Other changes include the relocation of the server room out of the basement to an environmentally sound, secure space ensuring the safety of the computer system that is the backbone of the hospital. 

The new central sterilization area wasn't laid out by an architect, but designed by the vendor PMC purchased its sterilizer from, enabling the staff to work more efficiently. 

"We are very concerned with and very attentive to preventing surgical site infections. We have a very good record in that regard."

Even down to the flooring selected (no more carpet!), Providence Medical Center has thought out this project down to each and every detail and how it will affect employees and patients. 

As construction carries on, PMC will continue looking at additional services and attracting providers to offer their services through the hospital.

"We've added quite a few more outpatient speciality clinics, in terms of podiatry, obstetrics, dermatology," she said. "We have more surgeons coming now, so our outpatient areas are really picking up."

Giese said the hospital has already added new radiological services, interventional radiology especially. But the hospital isn't done adding.

A community health assessment was carried out by PMC last year in order to have areas of need identified by the community. Several specialities, including dermatology, were pinpointed and addressed. 

"We keep our finger on the pulse on what the community needs," Giese said. "We're always looking. There are several specialities we'd like to expand but haven't found providers yet."

Providence is pushing patient experience to go hand-in-hand with this construction project to keep the focus on patients.

The initiative, called Hospital of Choice, is geared toward improving the patient experience while they are at PMC. It puts the patient's care in the hands of every front-line staff member. The No-Pass Zone is part of this initiative and has already been launched. 

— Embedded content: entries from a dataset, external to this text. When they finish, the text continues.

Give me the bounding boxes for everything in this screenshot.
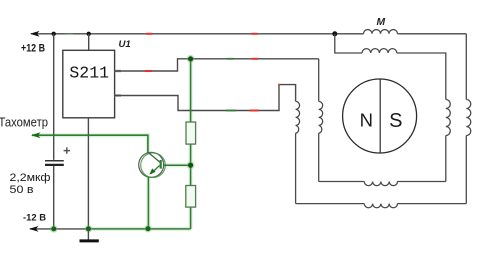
wire U1 top feed vertical [88,34,90,51]
op-amp box U1 S211 [63,50,115,118]
wire winding B top right [397,53,446,182]
wire Q1 emitter down [147,177,149,229]
tachometer green arrow [31,132,41,138]
pin stub U1 pin2 [115,94,121,96]
wire cap bottom lead [53,166,55,229]
net highlight dash red (top rail right) [252,33,258,35]
svg-text:+12 В: +12 В [21,43,45,55]
wire U1 pin1 to winding B [115,59,319,71]
svg-text:-12 В: -12 В [23,212,46,222]
wire winding A bottom [296,203,467,205]
junction dot green (divider top) [187,55,195,63]
junction dot green (emitter / rail) [144,225,152,233]
tachometer wire green [32,135,148,153]
svg-text:M: M [377,17,386,28]
pin stub U1 pin1 [115,70,121,72]
wire winding B feed from rail [335,34,362,53]
-12V rail wire [30,228,88,230]
svg-text:U1: U1 [119,39,131,50]
transistor Q1 emitter stroke with arrow [151,166,160,174]
capacitor C1 2,2мкф plates [45,161,64,165]
motor pole divider line [379,79,381,153]
net highlight dash green (winding B wire) [227,58,234,60]
green net glow underlay [32,59,191,229]
wire winding A right vertical [465,34,467,204]
resistor R2 [186,186,196,208]
net highlight dash red (pin1 wire) [145,70,152,72]
ground symbol [80,239,99,242]
wire cap feed vertical [53,34,55,160]
svg-text:S211: S211 [69,64,109,83]
svg-text:Тахометр: Тахометр [0,116,48,130]
net highlight dash red (top rail left) [146,33,153,35]
-12V rail wire green part [88,228,190,230]
net highlight dash green (top rail) [65,33,73,35]
motor winding B: right coil L6 [446,100,451,136]
junction dot green (ground / rail) [85,225,93,233]
transistor Q1 circle gray [139,152,164,177]
junction dot (motor winding feed, top rail) [332,31,337,36]
wire U1 pin2 to winding A [115,85,296,111]
motor winding B: top coil L5 [362,49,397,53]
transistor Q1 base bar [160,160,162,169]
motor winding B: left coil L8 [319,101,323,133]
motor winding A: right coil L2 [466,100,471,136]
net highlight dash green (winding A wire) [226,110,236,112]
motor M rotor circle [343,79,417,153]
junction dot green (divider mid / base) [187,161,195,169]
svg-text:50 в: 50 в [10,184,34,196]
net highlight dot red (corner) [278,84,280,86]
svg-text:N: N [360,110,373,131]
motor winding A: left coil L4 [296,101,300,133]
junction dot green (cap / rail) [50,225,58,233]
motor winding A: top coil L1 [364,30,398,34]
transistor Q1 circle green highlight [141,153,166,178]
motor winding A: bottom coil L3 [364,204,397,208]
svg-text:2,2мкф: 2,2мкф [10,172,51,184]
motor winding B: bottom coil L7 [364,182,397,186]
wire winding B left vertical [318,59,320,182]
transistor Q1 collector stroke [148,153,160,163]
+12V rail top wire [31,33,466,35]
wire U1 bottom to -12V rail [87,118,89,229]
junction dot (U1 top feed, top rail) [87,32,91,36]
wire divider chain green vertical [190,59,192,229]
ground stub wire [87,229,89,240]
net highlight dash red (winding A wire) [250,110,259,112]
wire Q1 base to divider [163,164,191,166]
-12V arrow [29,226,39,232]
net highlight dash red (winding B wire) [252,58,258,60]
svg-text:S: S [389,110,402,132]
resistor R1 [186,122,196,144]
wire winding B bottom [319,181,446,183]
+12V arrow [30,31,40,37]
junction dot (cap feed, top rail) [52,32,56,36]
wire winding A left vertical [295,133,297,203]
capacitor plus sign [64,147,70,153]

If a patient light goes off, the objective of this initiative is for whoever is walking down the hall, clinical or not, to assist that person within their scope of expertise, ensuring the patient's needs are met as quickly as possible. 

Giese believes that the initiative, especially the No-Pass Zone aspect of it, engages everyone in the patient's care. 

The initiative will include other aspects such as employee engagement and patient satisfaction, all to improve on the experience patients have at Providence, which is already highly spoken of.

"I like to say we offer big-city medicine in a small-town environment and we treat patients like they're our family."